Turning to settlement submissions, essentially the same principles apply as they do to corporate statements, with one provision added to Article 5 of the Directive by the Council and Parliament to the Commission’s original proposal – the treatment of withdrawn settlement submissions.
If we offer the settlement route to parties in a Commission case, it is for the Commission first to set out its case, and if the parties agree, they then provide a settlement submission. The various settlement submissions are then incorporated into a statement of objections to which the parties must acknowledge their agreement. There is therefore no scope in the procedure for a draft submission. Though were a party to submit a draft then, in my personal view, that should – given the spirit of the directive – be covered by the same protection afforded to final submissions.

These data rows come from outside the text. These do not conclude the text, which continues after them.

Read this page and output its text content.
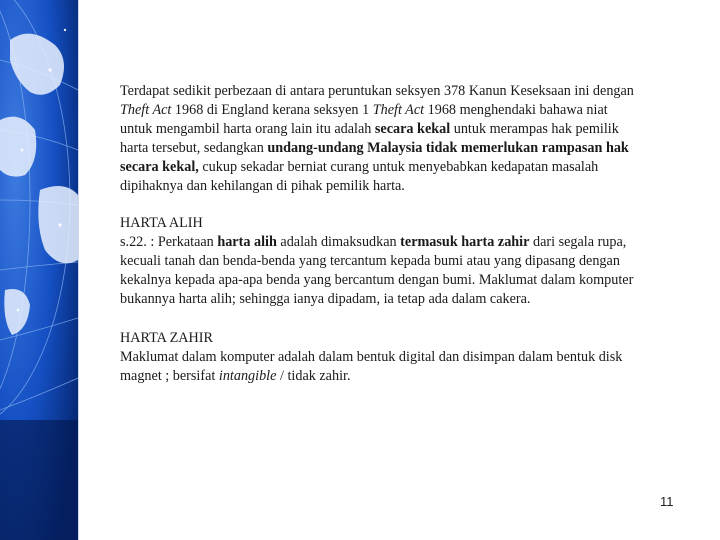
Terdapat sedikit perbezaan di antara peruntukan seksyen 378 Kanun Keseksaan ini dengan Theft Act 1968 di England kerana seksyen 1 Theft Act 1968 menghendaki bahawa niat untuk mengambil harta orang lain itu adalah secara kekal untuk merampas hak pemilik harta tersebut, sedangkan undang-undang Malaysia tidak memerlukan rampasan hak secara kekal, cukup sekadar berniat curang untuk menyebabkan kedapatan masalah dipihaknya dan kehilangan di pihak pemilik harta.

HARTA ALIH

s.22. : Perkataan harta alih adalah dimaksudkan termasuk harta zahir dari segala rupa, kecuali tanah dan benda-benda yang tercantum kepada bumi atau yang dipasang dengan kekalnya kepada apa-apa benda yang bercantum dengan bumi. Maklumat dalam komputer bukannya harta alih; sehingga ianya dipadam, ia tetap ada dalam cakera.

HARTA ZAHIR

Maklumat dalam komputer adalah dalam bentuk digital dan disimpan dalam bentuk disk magnet ; bersifat intangible / tidak zahir.

11
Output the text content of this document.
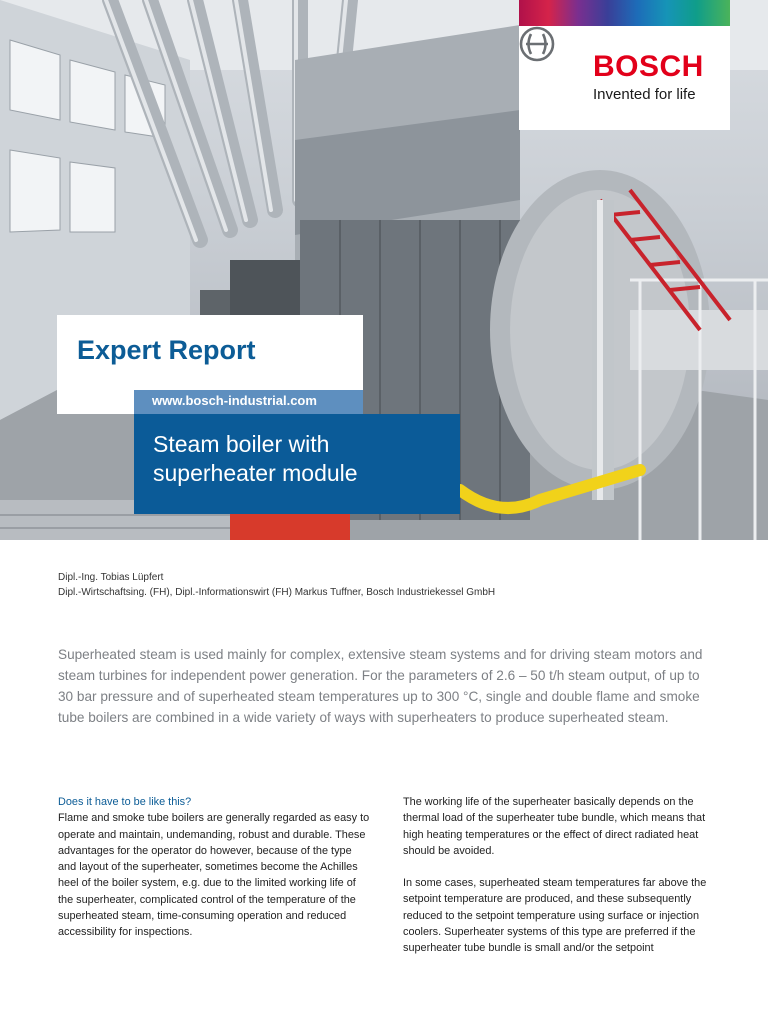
BOSCH
Invented for life
Expert Report
www.bosch-industrial.com
Steam boiler with
superheater module
Dipl.-Ing. Tobias Lüpfert
Dipl.-Wirtschaftsing. (FH), Dipl.-Informationswirt (FH) Markus Tuffner, Bosch Industriekessel GmbH
Superheated steam is used mainly for complex, extensive steam systems and for driving steam motors and steam turbines for independent power generation. For the parameters of 2.6 – 50 t/h steam output, of up to 30 bar pressure and of superheated steam temperatures up to 300 °C, single and double flame and smoke tube boilers are combined in a wide variety of ways with superheaters to produce superheated steam.
Does it have to be like this?

Flame and smoke tube boilers are generally regarded as easy to operate and maintain, undemanding, robust and durable. These advantages for the operator do however, because of the type and layout of the superheater, sometimes become the Achilles heel of the boiler system, e.g. due to the limited working life of the superheater, complicated control of the temperature of the superheated steam, time-consuming operation and reduced accessibility for inspections.

The working life of the superheater basically depends on the thermal load of the superheater tube bundle, which means that high heating temperatures or the effect of direct radiated heat should be avoided.

In some cases, superheated steam temperatures far above the setpoint temperature are produced, and these subsequently reduced to the setpoint temperature using surface or injection coolers. Superheater systems of this type are preferred if the superheater tube bundle is small and/or the setpoint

The Council and Parliament introduced a provision into the adopted directive which provides that withdrawn settlement submissions are not given the absolute protection afforded to settlement submissions that are not withdrawn. I cannot comment on what implications this might have for settlement procedures at the national level, but for the European Commission, our procedure does not allow for withdrawn settlement submissions; we have never had such a case and do not, given our rules, expect one.
Technically, it is important, however, to distinguish the possibility that parties withdraw settlement submissions – again not permitted in our settlement system – from situations where the Commission decides that it does not accept the settlement submission, perhaps because the Commission believes it does not fully reflect the Commission’s understanding of the case. The Commission then will reject the option of pursuing a settlement case and will revert to a normal, contested, procedure. This is not a case of a settlement withdrawn by the party, however, but of one rejected by the Commission. In those circumstances, the Commission would regard the rejected settlement submissions as meriting the protection afforded by the directive. I say it is technically important to make this distinction, because in practice this has again never happened and is again never likely to.
If the Commission has set out its position on the case, and the parties have agreed and submitted a settlement submission, it is hard to see why a party would then want to withdraw it.